In a 2012 blog post, Jesse Goodman, then FDA’s chief scientist and deputy commissioner for science and public health, said that animal testing is expensive and doesn’t always detect toxic effects that would be found in humans. Conducting these tests on a small chip that has human cells could offer a different way to test compounds.
Hamilton says that the Emulate technology was part of the Human on a Chip initiative, ultimately receiving $37 million in grant funding from DARPA while the research was still at Harvard’s Wyss Institute. She says the new collaboration marks the progress that Emulate has made with its technology. The company spun out of the Wyss Institute in 2014 backed by a $12 million Series A round of financing. Two years later, Emulate raised $28 million in a Series B round.
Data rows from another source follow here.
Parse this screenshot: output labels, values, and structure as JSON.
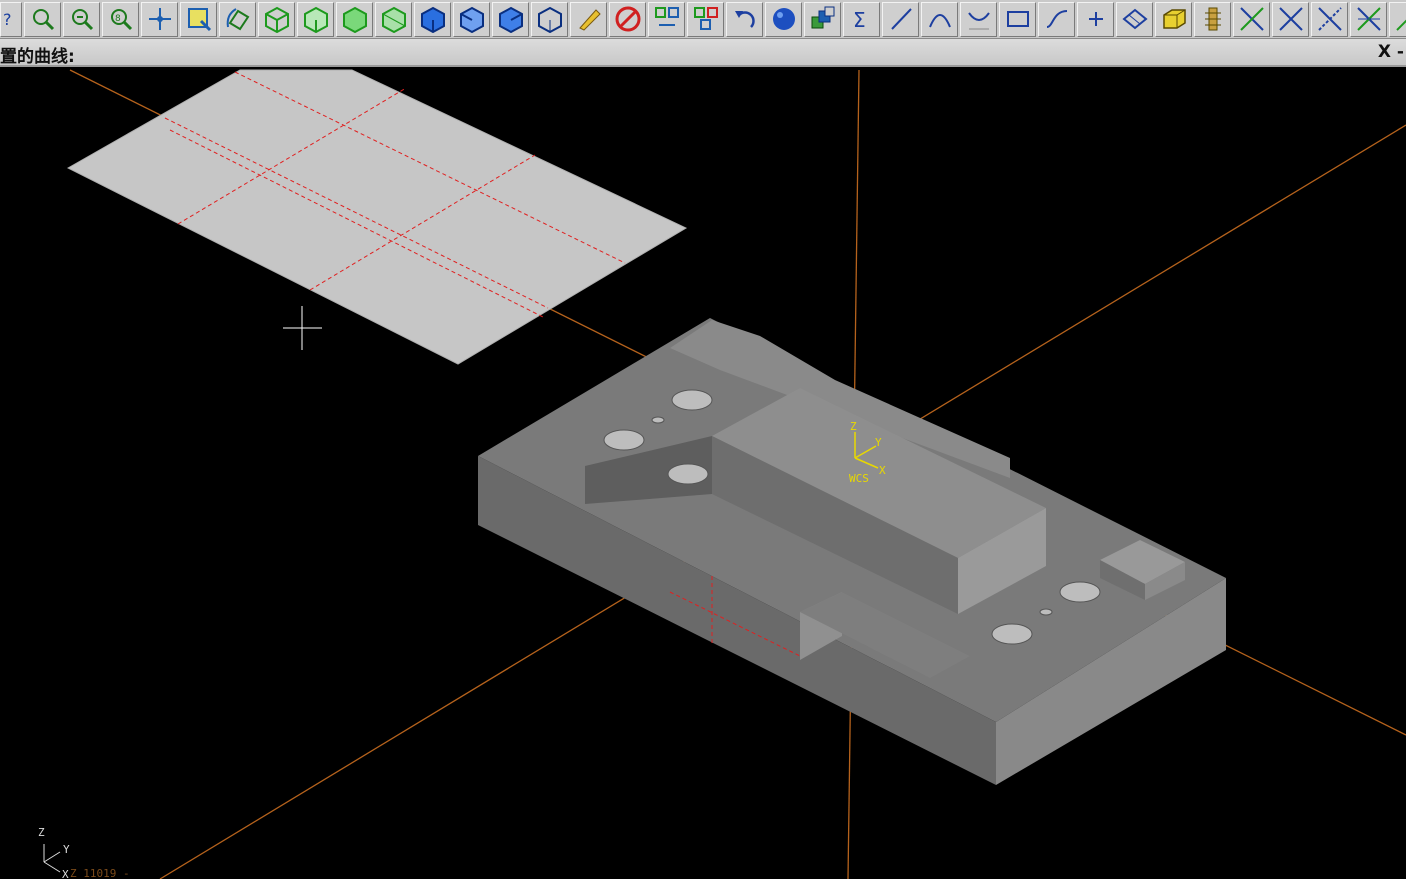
{
  "toolbar": {
    "buttons": [
      {
        "name": "help-icon"
      },
      {
        "name": "zoom-window-icon"
      },
      {
        "name": "zoom-in-icon"
      },
      {
        "name": "zoom-previous-icon"
      },
      {
        "name": "pan-icon"
      },
      {
        "name": "zoom-fit-icon"
      },
      {
        "name": "rotate-view-icon"
      },
      {
        "name": "view-top-icon"
      },
      {
        "name": "view-front-icon"
      },
      {
        "name": "view-side-icon"
      },
      {
        "name": "view-iso-icon"
      },
      {
        "name": "view-solid-blue-icon"
      },
      {
        "name": "view-solid-blue-2-icon"
      },
      {
        "name": "view-solid-blue-3-icon"
      },
      {
        "name": "view-wireframe-icon"
      },
      {
        "name": "pencil-icon"
      },
      {
        "name": "no-draw-icon"
      },
      {
        "name": "move-icon"
      },
      {
        "name": "copy-icon"
      },
      {
        "name": "undo-icon"
      },
      {
        "name": "shade-sphere-icon"
      },
      {
        "name": "layers-icon"
      },
      {
        "name": "sigma-icon"
      },
      {
        "name": "line-icon"
      },
      {
        "name": "arc-icon"
      },
      {
        "name": "fillet-icon"
      },
      {
        "name": "rectangle-icon"
      },
      {
        "name": "spline-icon"
      },
      {
        "name": "point-icon"
      },
      {
        "name": "surface-icon"
      },
      {
        "name": "solid-box-icon"
      },
      {
        "name": "tree-icon"
      },
      {
        "name": "trim-icon"
      },
      {
        "name": "trim-2-icon"
      },
      {
        "name": "trim-3-icon"
      },
      {
        "name": "trim-4-icon"
      },
      {
        "name": "extend-icon"
      }
    ]
  },
  "prompt": {
    "text": "置的曲线:",
    "coord_label": "X -"
  },
  "viewport": {
    "wcs_label": "WCS",
    "wcs_z": "Z",
    "wcs_y": "Y",
    "wcs_x": "X",
    "corner_z": "Z",
    "corner_y": "Y",
    "corner_x": "X",
    "status_readout": "Z   11019  -",
    "colors": {
      "background": "#000000",
      "axis_line": "#b5621c",
      "part_gray": "#808080",
      "surface_gray": "#c4c4c4",
      "red_guide": "#e02020",
      "wcs_yellow": "#e8d800"
    }
  }
}
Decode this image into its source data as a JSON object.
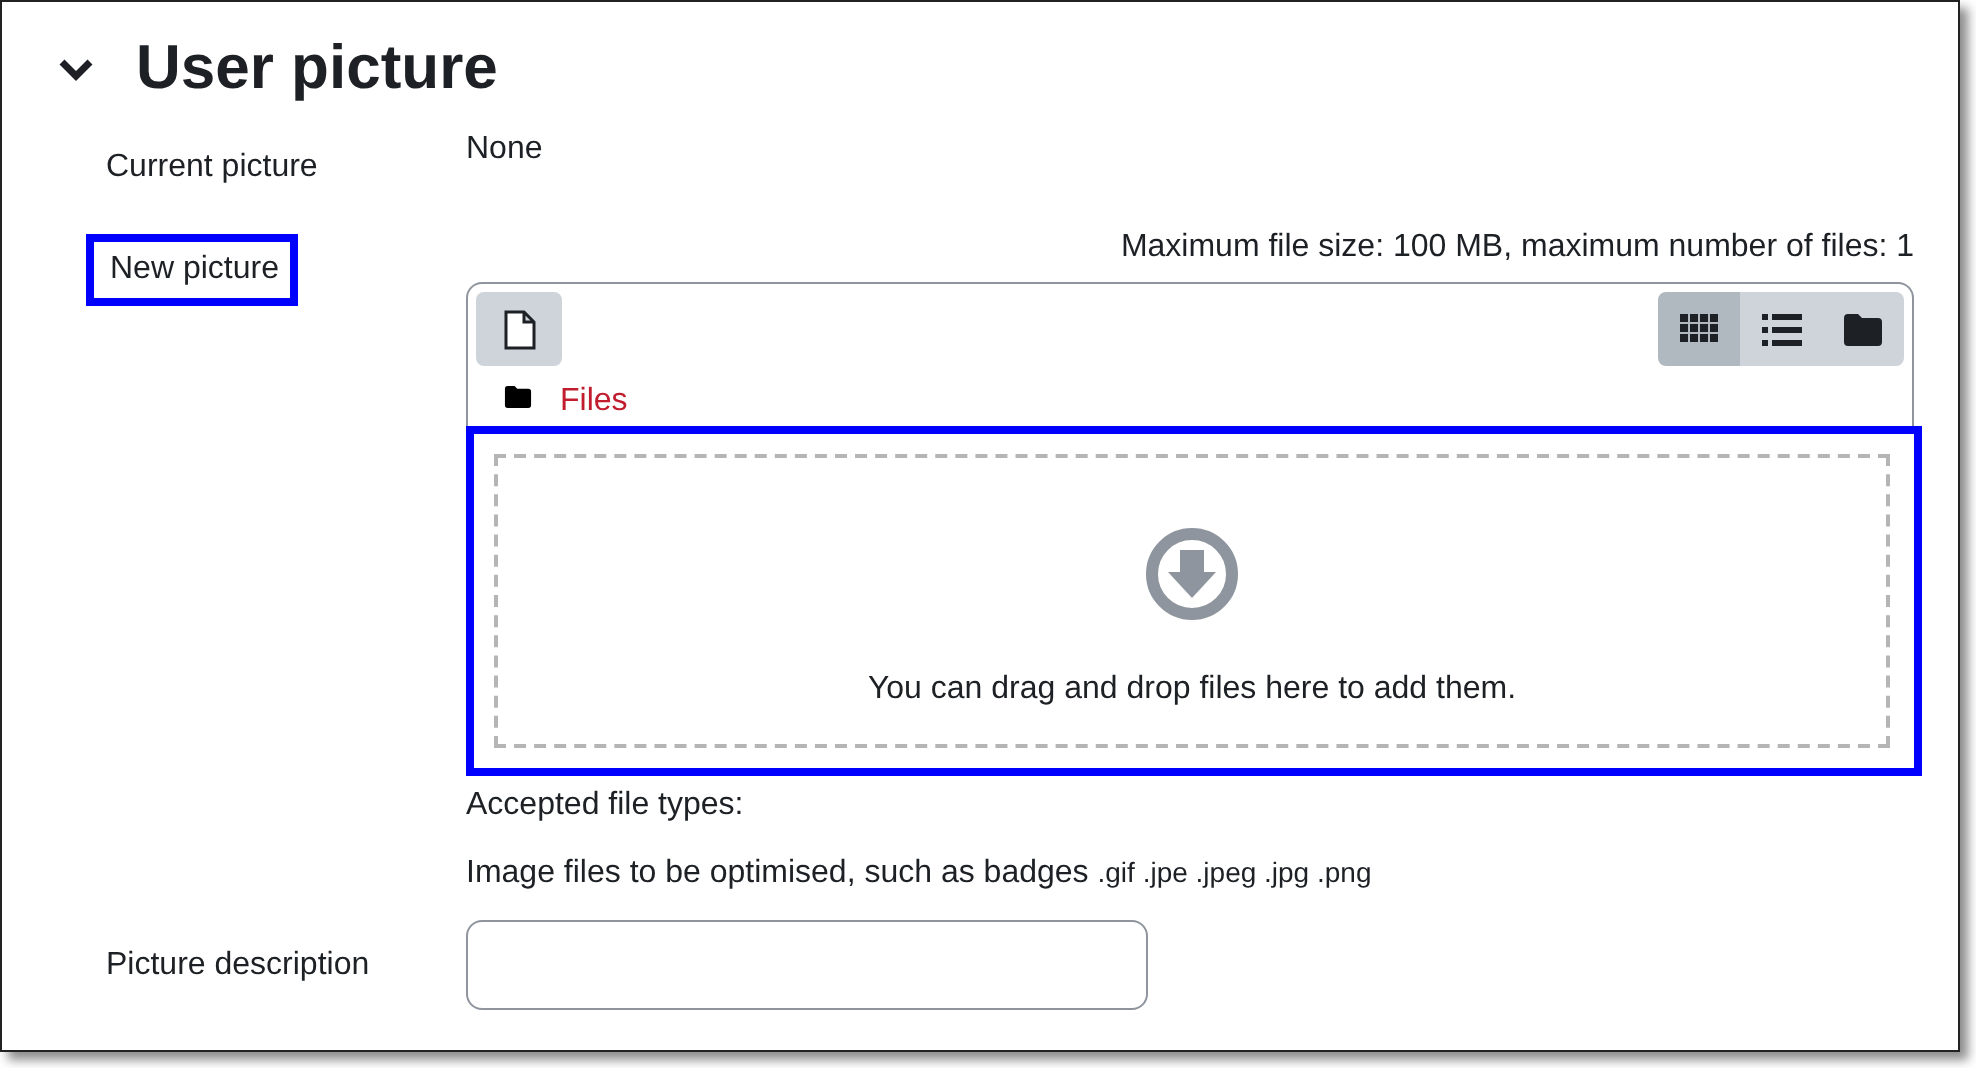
{
  "section": {
    "title": "User picture",
    "expanded": true
  },
  "current_picture": {
    "label": "Current picture",
    "value": "None"
  },
  "new_picture": {
    "label": "New picture",
    "highlighted": true,
    "limits": "Maximum file size: 100 MB, maximum number of files: 1",
    "view_buttons": [
      {
        "kind": "grid",
        "selected": true
      },
      {
        "kind": "list",
        "selected": false
      },
      {
        "kind": "folder",
        "selected": false
      }
    ],
    "path": "Files",
    "dropzone": {
      "text": "You can drag and drop files here to add them.",
      "highlighted": true
    },
    "accepted_label": "Accepted file types:",
    "accepted_types": "Image files to be optimised, such as badges",
    "extensions": ".gif .jpe .jpeg .jpg .png"
  },
  "picture_description": {
    "label": "Picture description"
  }
}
Emulate calls its organ-on-a-chip technology the Human Emulation System. Translucent chips, about the size of a USB drive, are packed with cells in order to replicate a human organ. The company has also developed instruments and software that accompany the chips. Emulate has developed organ chip models for the lung, liver, intestine, and skin. Hamilton says the partnership with FDA will focus on Emulate’s liver chips from various species (dog, rat, and human) to assess toxicology results it produces in both animals and humans.
The Emulate technology is already in testing with several pharmaceutical companies. Emulate’s publicly disclosed partners include Merck (NYSE: [[ticker:MRK]]), Johnson & Johnson (NYSE: [[ticker:JNJ]]), and Covance, now a division of Burlington, NC-based laboratory testing giant LabCorp (NYSE: [[ticker:LH]]). Hamilton says the testing that will occur under the FDA collaboration is similar to what the company has been doing with its pharma industry partners.
Emulate is not the only company that has developed organ-on-a-chip technology. Huntsville, AL-based SynVivo also makes tiny chips that simulate a biological environment that can be used for researching the interactions between drugs and cells. And late last year, the Draper Laboratory, a non-profit research and development organization headquartered in Cambridge, MA inked a three-year partnership with Pfizer (NYSE: [[ticker:PFE]]) to build organ-on-a-chip models for the liver, vascular, and gastrointestinal organs that could potentially test drug candidates.